Береги косу, Варварушка - страница 2
Светланка бегала к ней за книгами – так и выучила французский. Ни на одном корабле, что приходят в Архангельск, не найдешь столько заморского, сколько в шкафу тети Лены.
Ох уж этот Вильгельм Телль! Первая любовь Светланки. Смелый, духом свободный – легендарный герой далекой страны. Но будто родной молодой северянке.
«Какой безмятежный день предвещает небо», – повторяла мама и будто не верила.
И правда – ехали в колокольном звоне. Мелькали Илья Пророк, Параскева Пятница, Архангел Михаил. И дома – в свежей листве.
– Вот она – la sérénité du monde[3].
На секунду маме хотелось выхватить руль и поселиться прямо здесь. Где солнце не знает границ.
Но увидела Ваню и Любушку.
– Какое благостное слово – un esprit[4]. Разум и дух – воедино, в одном слове. Сохранить, только бы сохранить. Вот спасение – un esprit serein![5] Только бы перевести.
Выдох мамы врезался в окно. Безглавая деревня. Звучит «Прощание славянки». Провожают пятерых.
Над Ивановской областью было истинно левитановское небо. Насыщенно-синее. Звенящая лазурь. А под ней горящая осень – тоже левитановская.
Любушка опустила стекло и протянула руку. Казалось, она касается каждого дерева.
– Ваня, помнишь в Третьяковке? «Над вечным покоем» и «Золотая осень» – только наяву и неразделимо вместе! Разве не чудо, Ваня?
– Люба, мы были в Новой Третьяковке. Смотрели Малевича, не Левитана. Путаешь.
Любушка ничего не путала. Прошлая осень. Под зонтом в Лаврушинский переулок. Ваня мечтал увидеть Рублева. Потом наверх, к Левитану. «Гляди, это не живопись – поэзия». Скамейка посреди зала. Крепкое плечо Вани. Так и сидела бы всю жизнь.

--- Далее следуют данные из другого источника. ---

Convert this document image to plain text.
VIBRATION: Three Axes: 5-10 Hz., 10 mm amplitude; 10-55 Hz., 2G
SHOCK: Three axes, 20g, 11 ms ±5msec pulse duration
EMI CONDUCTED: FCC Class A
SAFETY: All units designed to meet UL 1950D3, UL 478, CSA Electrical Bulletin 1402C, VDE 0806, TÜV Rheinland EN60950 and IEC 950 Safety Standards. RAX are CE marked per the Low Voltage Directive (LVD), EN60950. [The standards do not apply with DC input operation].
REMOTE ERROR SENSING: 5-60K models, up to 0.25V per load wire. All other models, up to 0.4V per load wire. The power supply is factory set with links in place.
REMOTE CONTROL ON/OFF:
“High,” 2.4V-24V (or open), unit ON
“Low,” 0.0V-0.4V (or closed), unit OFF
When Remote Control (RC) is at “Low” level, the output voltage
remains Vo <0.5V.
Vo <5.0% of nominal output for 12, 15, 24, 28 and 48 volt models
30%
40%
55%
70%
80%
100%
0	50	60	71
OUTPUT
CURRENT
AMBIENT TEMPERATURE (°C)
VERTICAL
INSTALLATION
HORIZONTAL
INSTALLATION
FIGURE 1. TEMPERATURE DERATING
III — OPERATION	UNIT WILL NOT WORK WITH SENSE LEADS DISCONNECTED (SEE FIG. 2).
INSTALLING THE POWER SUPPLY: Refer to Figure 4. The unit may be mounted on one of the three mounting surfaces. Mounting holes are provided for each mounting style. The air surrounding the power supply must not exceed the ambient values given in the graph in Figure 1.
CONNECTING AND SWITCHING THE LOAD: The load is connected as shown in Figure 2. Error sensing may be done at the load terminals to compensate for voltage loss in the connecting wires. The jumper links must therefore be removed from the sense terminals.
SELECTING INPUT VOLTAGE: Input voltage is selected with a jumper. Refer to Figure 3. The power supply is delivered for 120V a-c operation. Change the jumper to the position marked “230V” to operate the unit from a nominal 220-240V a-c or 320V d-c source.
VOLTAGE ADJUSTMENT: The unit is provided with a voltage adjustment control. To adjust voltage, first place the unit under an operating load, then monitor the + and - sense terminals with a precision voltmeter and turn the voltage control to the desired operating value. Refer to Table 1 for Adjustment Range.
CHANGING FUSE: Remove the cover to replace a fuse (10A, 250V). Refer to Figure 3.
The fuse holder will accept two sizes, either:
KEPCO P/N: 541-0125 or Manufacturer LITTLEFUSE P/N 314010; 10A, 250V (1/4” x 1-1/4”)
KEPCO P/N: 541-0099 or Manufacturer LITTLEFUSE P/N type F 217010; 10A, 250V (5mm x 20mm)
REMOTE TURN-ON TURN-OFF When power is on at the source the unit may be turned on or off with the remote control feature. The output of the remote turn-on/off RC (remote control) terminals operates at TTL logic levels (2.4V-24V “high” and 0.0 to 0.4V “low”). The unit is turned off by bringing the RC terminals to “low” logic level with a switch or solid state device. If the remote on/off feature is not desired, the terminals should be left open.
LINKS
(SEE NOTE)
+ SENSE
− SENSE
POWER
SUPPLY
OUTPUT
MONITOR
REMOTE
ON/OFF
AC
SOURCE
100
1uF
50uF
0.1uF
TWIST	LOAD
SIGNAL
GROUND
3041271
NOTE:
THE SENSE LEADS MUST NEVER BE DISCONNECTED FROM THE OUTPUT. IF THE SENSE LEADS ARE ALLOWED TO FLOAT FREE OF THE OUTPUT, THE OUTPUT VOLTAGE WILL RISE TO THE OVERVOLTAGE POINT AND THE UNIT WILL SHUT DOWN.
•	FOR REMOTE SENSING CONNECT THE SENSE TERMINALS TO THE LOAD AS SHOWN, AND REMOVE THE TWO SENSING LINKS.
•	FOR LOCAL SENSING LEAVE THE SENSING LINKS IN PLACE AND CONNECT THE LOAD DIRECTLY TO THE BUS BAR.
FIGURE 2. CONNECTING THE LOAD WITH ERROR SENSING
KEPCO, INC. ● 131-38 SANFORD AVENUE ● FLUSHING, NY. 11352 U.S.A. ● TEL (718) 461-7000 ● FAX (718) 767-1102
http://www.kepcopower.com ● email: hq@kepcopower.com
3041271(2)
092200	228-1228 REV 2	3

А Ваня забыл. Любушка не обиделась, только вздрогнула: «А что еще сотрется из его памяти там, за границей степного солнца?» Любушке стало зябко. Подумала: «Ветер» – и закрыла окно.

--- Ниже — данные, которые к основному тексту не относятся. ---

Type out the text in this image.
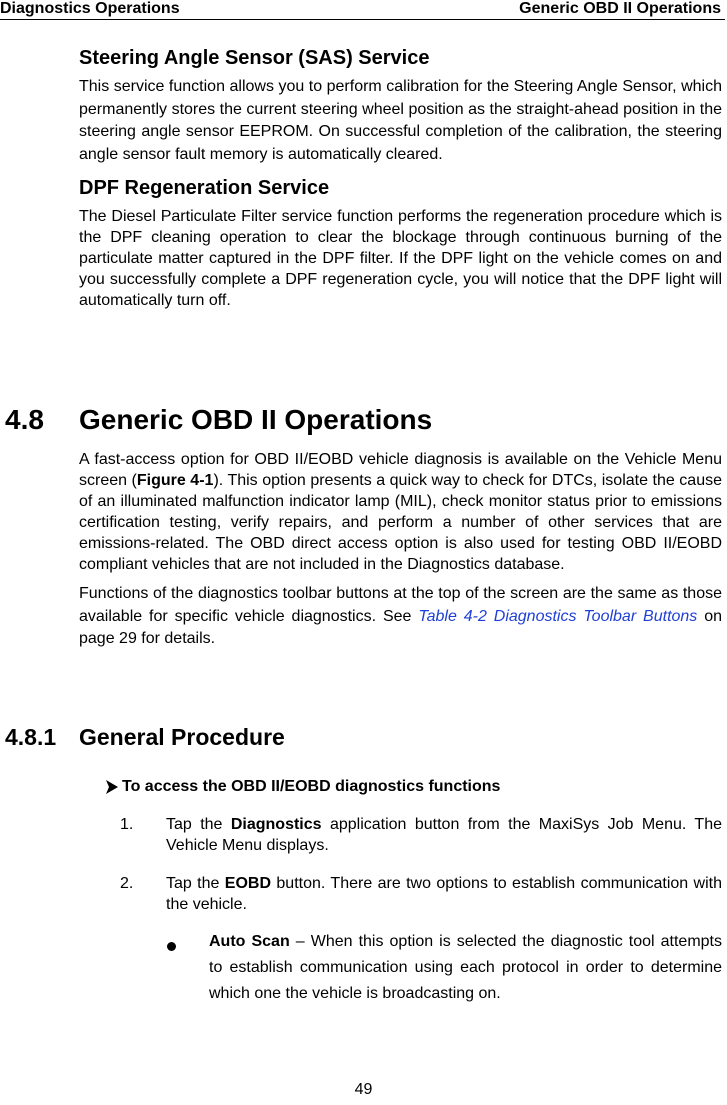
Diagnostics Operations	Generic OBD II Operations
Steering Angle Sensor (SAS) Service

This service function allows you to perform calibration for the Steering Angle Sensor, which permanently stores the current steering wheel position as the straight-ahead position in the steering angle sensor EEPROM. On successful completion of the calibration, the steering angle sensor fault memory is automatically cleared.

DPF Regeneration Service

The Diesel Particulate Filter service function performs the regeneration procedure which is the DPF cleaning operation to clear the blockage through continuous burning of the particulate matter captured in the DPF filter. If the DPF light on the vehicle comes on and you successfully complete a DPF regeneration cycle, you will notice that the DPF light will automatically turn off.

4.8 Generic OBD II Operations

A fast-access option for OBD II/EOBD vehicle diagnosis is available on the Vehicle Menu screen (Figure 4-1). This option presents a quick way to check for DTCs, isolate the cause of an illuminated malfunction indicator lamp (MIL), check monitor status prior to emissions certification testing, verify repairs, and perform a number of other services that are emissions-related. The OBD direct access option is also used for testing OBD II/EOBD compliant vehicles that are not included in the Diagnostics database.

Functions of the diagnostics toolbar buttons at the top of the screen are the same as those available for specific vehicle diagnostics. See Table 4-2 Diagnostics Toolbar Buttons on page 29 for details.

4.8.1 General Procedure
To access the OBD II/EOBD diagnostics functions
1. Tap the Diagnostics application button from the MaxiSys Job Menu. The Vehicle Menu displays.
2. Tap the EOBD button. There are two options to establish communication with the vehicle.
Auto Scan – When this option is selected the diagnostic tool attempts to establish communication using each protocol in order to determine which one the vehicle is broadcasting on.
49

Одна Любушка приметила поворот на Плёс, который мигом остался позади. Два лета подряд она проводила Яблочный Спас у подруги в левитановском Плёсе. Какие яблони над Волгой! На Севере таких не найти. Любушке так хотелось показать их Ване. Она писала ему стихи, посылала в конверте с веточкой:
Над вечернею Волгою алою
Запах яблочный плыл дотемна.
Как умела, его собирала я —
Для тебя, для тебя.
Тем временем небо чернело. Собирался дождь.
Урчало в животе у дяди Жени. Пора обедать.
Дядя Женя был другом семьи.
По молодости чего не дружить – весело, шумно. А как заболел папа у Вани, ходить занемог, один друг и остался. Забежит дядя Женя в гости, закурит, байку затянет – хорошо сразу.
А с виду такой суровый. Брови – на все переднее зеркало. Спросонья Любушка даже вздрагивала. Но потом смотрела на руки дяди Жени, и становилось спокойно-спокойно. Они будто вылеплены, чтобы держать руль.
Иногда и лопату – землю он очень любил. Бывает, неделю пьет, но, как морковку полоть пора, – ни сорняка не пропустит. Каждый рядок на коленях выползает.
Разгорячили дядю Женю пустые поля за окном.
– Раньше соседские войны велись за каждую сотку. А нынче только и слышишь: «На кой она мне».
С обеих сторон дороги чернеет густой борщевик. Осенью люди жгли его, все равно ни конца ни края. Будто гнилые кресты – зонты у дороги.
По радио передают: «Наша армия наступает… новые земли…»
Тем временем к Нижегородчине подступал туман. Брал поля – одно за другим. Ни домов, ни кафе, ни заправок. И где теперь пообедать?
– Дядя Женя, резные окна! – разглядела сонная Любушка.